The Guild of the Gatekeepers

Structurally, this entire ecosystem is managed by a vast, acronym-heavy bureaucracy of counselors and officers who gather in hotel conference rooms to decide the fate of the youth. These groups, like the national NACAC (National Association for College Admission Counseling), exist to impose some sense of order, ethics, and standardization onto a process that otherwise would devolve into utter chaos. They are the essential shock absorbers for the anxiety engine.

The real flavor comes from the regional chapters. We have the diligent MACAC in Minnesota—a wholesome gathering of polite professionals working tirelessly to guide confused teenagers. Then there are the chapters whose names require a straight face to pronounce aloud. Wisconsin boasts WACAC (pronounced “Wack-ack”), which sounds like the mechanical groan of a 19th-century steam valve. The South is represented by SACAC (pronounced “Sack-ack”), an acronym that tends to induce childish giggles in anyone who hasn’t fully matured. It is hard to fear the judgment of a committee when their organizational name sounds like a playground insult, but their members are often the quiet heroes who ensure no deserving file is lost.

The Personal Statement Paradox

Philosophically, the admissions process hinges on the “Personal Statement.” This is a cruel exercise in which a teenager, whose life experience consists mostly of high school hallways and waiting for their braces to come off, is asked to display profound wisdom.

We ask these children to package their souls into a PDF. We demand that they be authentic, but only the right kind of authentic. It forces the applicant to look at their own life not as a series of events, but as a narrative arc that must culminate in a desire to study Economics at a liberal arts college in the Northeast.
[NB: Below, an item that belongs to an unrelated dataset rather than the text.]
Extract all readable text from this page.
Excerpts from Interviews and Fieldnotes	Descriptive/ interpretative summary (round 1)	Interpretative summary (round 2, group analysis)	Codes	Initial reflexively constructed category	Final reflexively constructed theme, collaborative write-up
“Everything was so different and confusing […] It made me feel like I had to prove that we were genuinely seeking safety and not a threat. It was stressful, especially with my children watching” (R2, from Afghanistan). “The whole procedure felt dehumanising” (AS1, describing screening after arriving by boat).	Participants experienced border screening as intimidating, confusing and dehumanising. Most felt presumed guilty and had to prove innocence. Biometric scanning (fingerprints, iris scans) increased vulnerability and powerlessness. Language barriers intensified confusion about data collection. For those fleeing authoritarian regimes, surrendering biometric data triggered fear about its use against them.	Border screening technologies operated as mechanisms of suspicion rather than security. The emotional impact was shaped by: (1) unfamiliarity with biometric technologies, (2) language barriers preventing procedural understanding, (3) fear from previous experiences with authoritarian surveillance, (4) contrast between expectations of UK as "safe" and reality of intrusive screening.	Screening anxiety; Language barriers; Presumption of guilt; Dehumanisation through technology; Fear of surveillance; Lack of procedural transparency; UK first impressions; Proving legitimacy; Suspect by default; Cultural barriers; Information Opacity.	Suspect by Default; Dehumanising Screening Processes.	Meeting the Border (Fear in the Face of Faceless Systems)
It is the first time a human being learns to market their own existence.

The Holistic Lottery

Ultimately, the process relies on the concept of “Holistic Review.” This is a polite administrative term that translates roughly to “we are going to read your tea leaves.”

Admissions officers are tasked with building a class like a chef building a salad—they need enough crunch, enough green, and not too many nuts. A student might be rejected not because they aren’t brilliant, but because the university already has enough oboe players from Connecticut this year.

It is a chaotic, opaque machine that demands perfection from its applicants while operating with the randomness of a roulette wheel. The only certainty is that at the end of it, you will receive a sweatshirt, a bill for tuition, and a lifelong suspicion that you probably should have just learned a trade.